In a way, last season was a shame, because it featured a brilliant, over the top performance by Denis O'Hare as the effete vampire king, Russell Edgington. Russell was a great and fun villain, but not nearly enough to save last season.
All of the characters that I liked in Season 1? I came to detest them in Season 3. Sookie and Bill? Didn't care. Tara? Became shrill and irritating? Sam? Became a total jerk. Lafayette? A character that's fun in small doses, but took up way too much story time. Jason? Still an idiot. And so on.
I'm not sure how much of the fans' disappointment the producers paid attention to, but Season 4 seems like a reboot as the action begins a year later, with Sookie finally returning home from her time with the faeries (how lame was that revelation). Witches have come to town, and as a result, Eric has lost his memory and becomes a nice guy. (Wow, ripping off "Buffy" much with the changes Spike went through?) Sookie is now interest in him, as well as Bill and Alcide.
Meanwhile, Jason continues to lead his tribe of in-bred wolves (even then, Jason may not be the smartest of the bunch); Tara returns, supposedly a changed woman; Andy continues to take vampire blood; and so forth.
When "True Blood" first debuted, I was a big fan. It was a lot of fun and the writing was sharp. Now, it seems lazy and unfocused.
"True Blood" will still draw good numbers, but it's hardly the water cooler show it once was.
WEEKEND'S BEST BETS: Tonight marks the penultimate "Friday Night Lights" (NBC, 8 p.m.) as Vince tries to win his job back.
On Saturday, CBS burns off two more episodes of "CHAOS" from 8-10 p.m. You know what's really annoying? That they aren't even bothering to show them in the right order.
On BBC America, there's a new "Outcasts" at 9 p.m. I found the pilot to be very confusing, with far too much backstory not explained. It's followed by "The In-Betweeners" at 11 p.m., one of the funniest shows on TV, and "Come Fly With Me," which isn't.

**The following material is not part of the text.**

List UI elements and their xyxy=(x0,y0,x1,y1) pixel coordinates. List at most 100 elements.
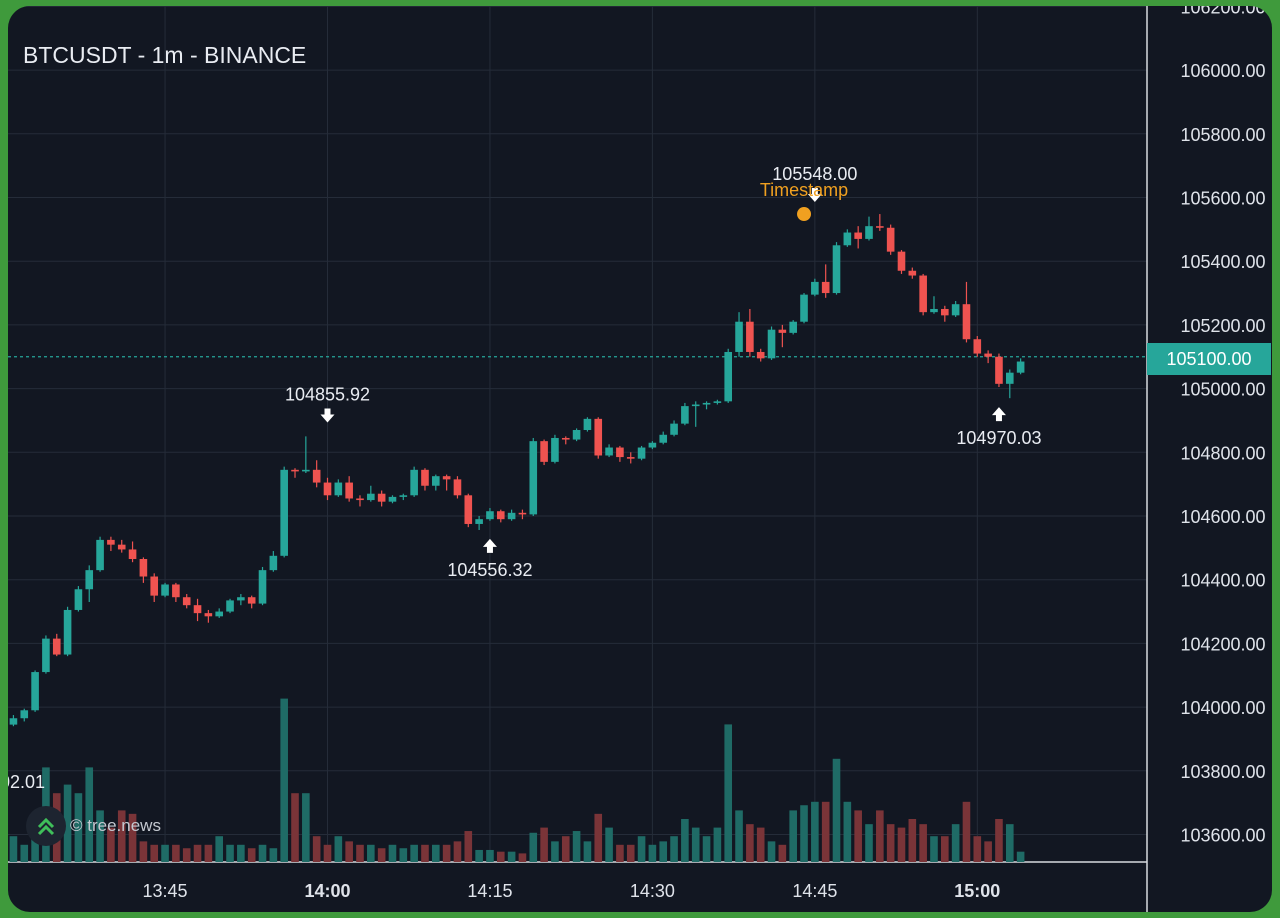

On Sunday, "Leverage" returns for a new season at 9 p.m. on TNT as the team must climb a mountain to find the body of a climber. It's a little more emotional episode than normal. It's followed by a new "Falling Skies" at 10 p.m., with Steven Weber showing up as a surgeon who could be the key in rescuing the enslaved kids.
It's the series finale for "Law & Order: Criminal Intent" (USA, 9 p.m.), followed by a new "In Plain Sight" at 10 p.m. Also new at 10 p.m. is "The Glades" on A&E.
On the networks, "The Marriage Ref" returns to NBC at 10 p.m. "Masterpiece: Mystery" (PBS, 9 p.m.) is back with a new series of Poirot adventures.
Finally, "Treme" (HBO, 10 p.m.) follows "True Blood."